Hubris is risky and pernicious. It is what makes
Fr. Mbaka appear so contradictory. It is what has
distanced him from his original vows as a priest,
making him talk of cash and assets as if he were
an investor on Broad Street. It is what makes him
complain of suffering and see his transfer as a
punishment, rather than as an opportunity for
further evangelism of The Word. He must have
started out as a humble priest, but today, he has
mastered the use of the media for self-projection
and he is not contented with being a priest, he is
now enjoying the life of a celebrity, hugging the
limelight, seeking personal glory.
He runs a ministry of miracles, of wonders and
signs and he sees visions of possible
assassinations, either of himself or the politicians
that he supports. No one should be surprised if
this Pentecostal Catholic priest goes about with
bodyguards. He shares this hubris with many
other religious figures who seek to share power
with politicians and co-govern Nigeria. They see
visions about everything: from elections to
diseases and foreign exchange rates. They have
created a New Order under which they command
the electorate, political parties and governments.

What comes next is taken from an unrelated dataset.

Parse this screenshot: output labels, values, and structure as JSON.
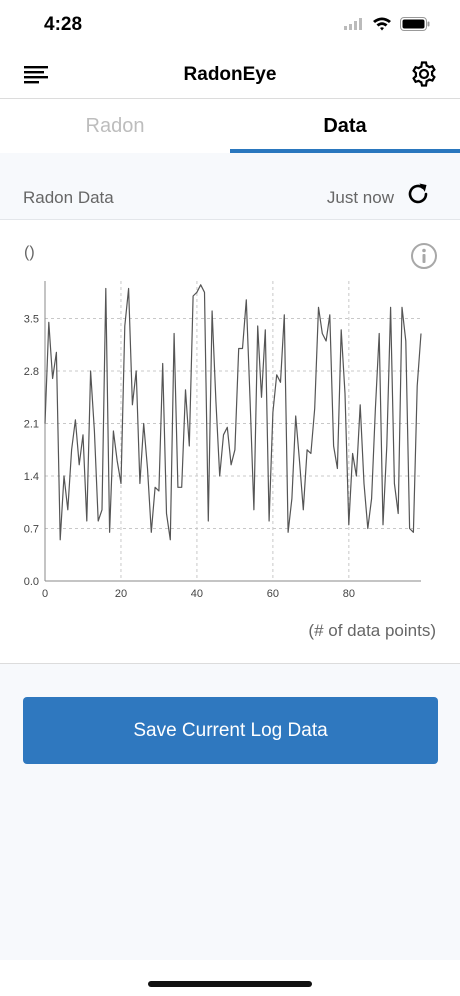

It is this hubris that has blinded Fr. Mbaka to the
fact that the souls to be won for Christ are not
only in GRA, Enugu, but in all places as well. His
transfer to a smaller parish should remind him of
the essence of his priestly vows: humility,
simplicity, obedience, sacrifice, as well as
commitment to the good of the church rather
than individual heroism, values which can truly
make him a priest in the Order of Melchizedek.
Let him therefore, suffer if he must, and let his
suffering be a blessing upon the poor and the
Church, and if he as much as whimpers again, let
him be posted post-haste to Sambisa forest,
where the poor are in urgent need of miracles.